You might have noticed that this effect is even more pronounced when the original words include unusual words, such as any topic-specific jargon. From the perspective of someone who has looked at speech recognition, this is unsurprising. Modern speech recognition relies not only on information from the input sound itself, but also from the structure of the words and sentences of the language being spoken.

As an outsider, it's not immediately clear why you need to know the structure of the language. It seems like since each word has just a couple pronunciations made up of recognizeable phonemes, you should be able to take a spoken word and then work backwards to figure out what the word is, or if you don't have a match.

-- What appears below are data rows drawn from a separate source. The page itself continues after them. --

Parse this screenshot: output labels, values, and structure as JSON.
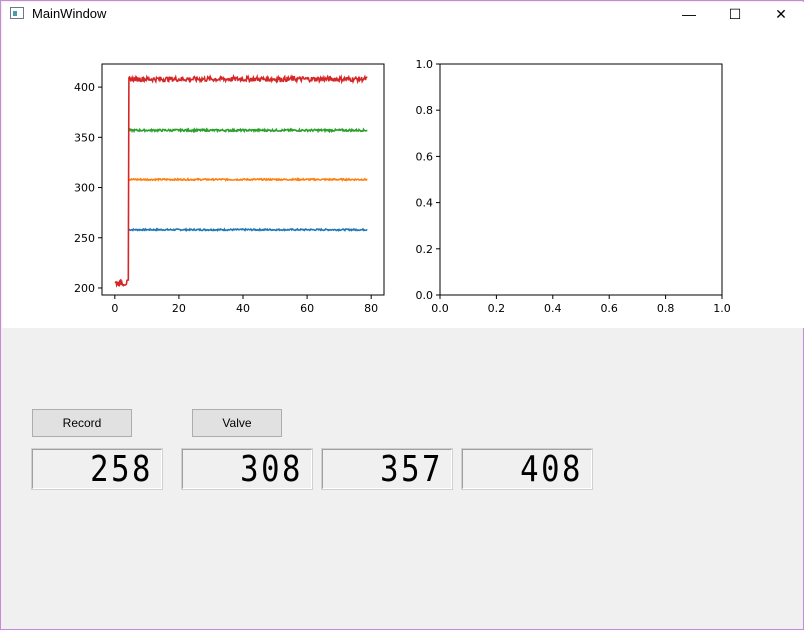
{
  "window": {
    "title": "MainWindow",
    "controls": {
      "minimize": "—",
      "maximize": "☐",
      "close": "✕"
    }
  },
  "buttons": {
    "record": "Record",
    "valve": "Valve"
  },
  "displays": [
    "258",
    "308",
    "357",
    "408"
  ],
  "chart_data": [
    {
      "type": "line",
      "xlim": [
        -4,
        84
      ],
      "ylim": [
        193,
        423
      ],
      "x_ticks": [
        "0",
        "20",
        "40",
        "60",
        "80"
      ],
      "y_ticks": [
        "200",
        "250",
        "300",
        "350",
        "400"
      ],
      "x_tick_values": [
        0,
        20,
        40,
        60,
        80
      ],
      "y_tick_values": [
        200,
        250,
        300,
        350,
        400
      ],
      "grid": false,
      "step_x": 4.4,
      "x_end": 79,
      "series": [
        {
          "color": "#1f77b4",
          "start": null,
          "level": 258
        },
        {
          "color": "#ff7f0e",
          "start": null,
          "level": 308
        },
        {
          "color": "#2ca02c",
          "start": null,
          "level": 357
        },
        {
          "color": "#d62728",
          "start": 205,
          "level": 408
        }
      ]
    },
    {
      "type": "line",
      "xlim": [
        0,
        1
      ],
      "ylim": [
        0,
        1
      ],
      "x_ticks": [
        "0.0",
        "0.2",
        "0.4",
        "0.6",
        "0.8",
        "1.0"
      ],
      "y_ticks": [
        "0.0",
        "0.2",
        "0.4",
        "0.6",
        "0.8",
        "1.0"
      ],
      "x_tick_values": [
        0,
        0.2,
        0.4,
        0.6,
        0.8,
        1.0
      ],
      "y_tick_values": [
        0,
        0.2,
        0.4,
        0.6,
        0.8,
        1.0
      ],
      "grid": false,
      "series": []
    }
  ]
}
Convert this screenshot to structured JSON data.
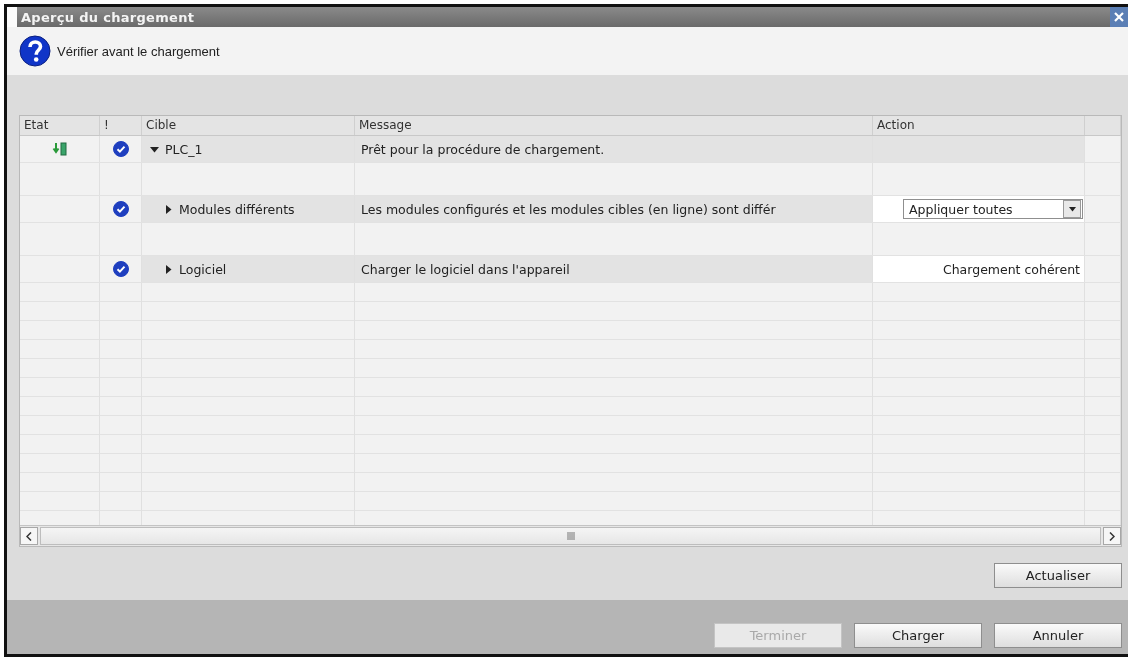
{
  "window": {
    "title": "Aperçu du chargement"
  },
  "header": {
    "text": "Vérifier avant le chargement"
  },
  "table": {
    "columns": [
      "Etat",
      "!",
      "Cible",
      "Message",
      "Action"
    ],
    "rows": [
      {
        "state_icon": true,
        "checked": true,
        "target": "PLC_1",
        "expanded": true,
        "message": "Prêt pour la procédure de chargement.",
        "action": {
          "kind": "none"
        },
        "children": [
          {
            "state_icon": false,
            "checked": true,
            "target": "Modules différents",
            "expanded": false,
            "message": "Les modules configurés et les modules cibles (en ligne) sont différ",
            "action": {
              "kind": "dropdown",
              "value": "Appliquer toutes"
            }
          },
          {
            "state_icon": false,
            "checked": true,
            "target": "Logiciel",
            "expanded": false,
            "message": "Charger le logiciel dans l'appareil",
            "action": {
              "kind": "text",
              "value": "Chargement cohérent"
            }
          }
        ]
      }
    ]
  },
  "refresh_button": {
    "label": "Actualiser"
  },
  "buttons": [
    {
      "label": "Terminer",
      "disabled": true
    },
    {
      "label": "Charger",
      "disabled": false
    },
    {
      "label": "Annuler",
      "disabled": false
    }
  ]
}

However, we take the concept of a word for granted. Spoken language doesn't actually have pauses between words the way that written English has spaces. A prototypical example is the phrase "gas station". A typical pronunciation will only have a single 's' phoneme, although depending on how fast you are talking it might be a bit longer than usual. So anyone, human or machine, trying to understand the phrase "gas station" needs to know that the phrase exists in order to distinguish it from an unknown word "gastation".

The other day, I realized that this phenomenon is not unique to computers. In the past I had made the observation that it's hard to understand Japanese sentences when I don't know all the words. At first that might sound meaningless: Why would you expect to be able to understand sentences with words you don't know? But it goes farther than that: The presence of words that I don't know prevents me from recognizing the words and sentence structures that I do know, because it is not immediately apparent where they begin and end.

The lesson I took out of this is that having a good vocabulary is essential for understanding a language. The difference between knowing all of the words in a sentence and knowing all but one word can be the difference between a full understanding and being completely lost. While it's easy to imagine hearing such a sentence and understanding it as a full sentence with a blank in it, in practice it's much worse.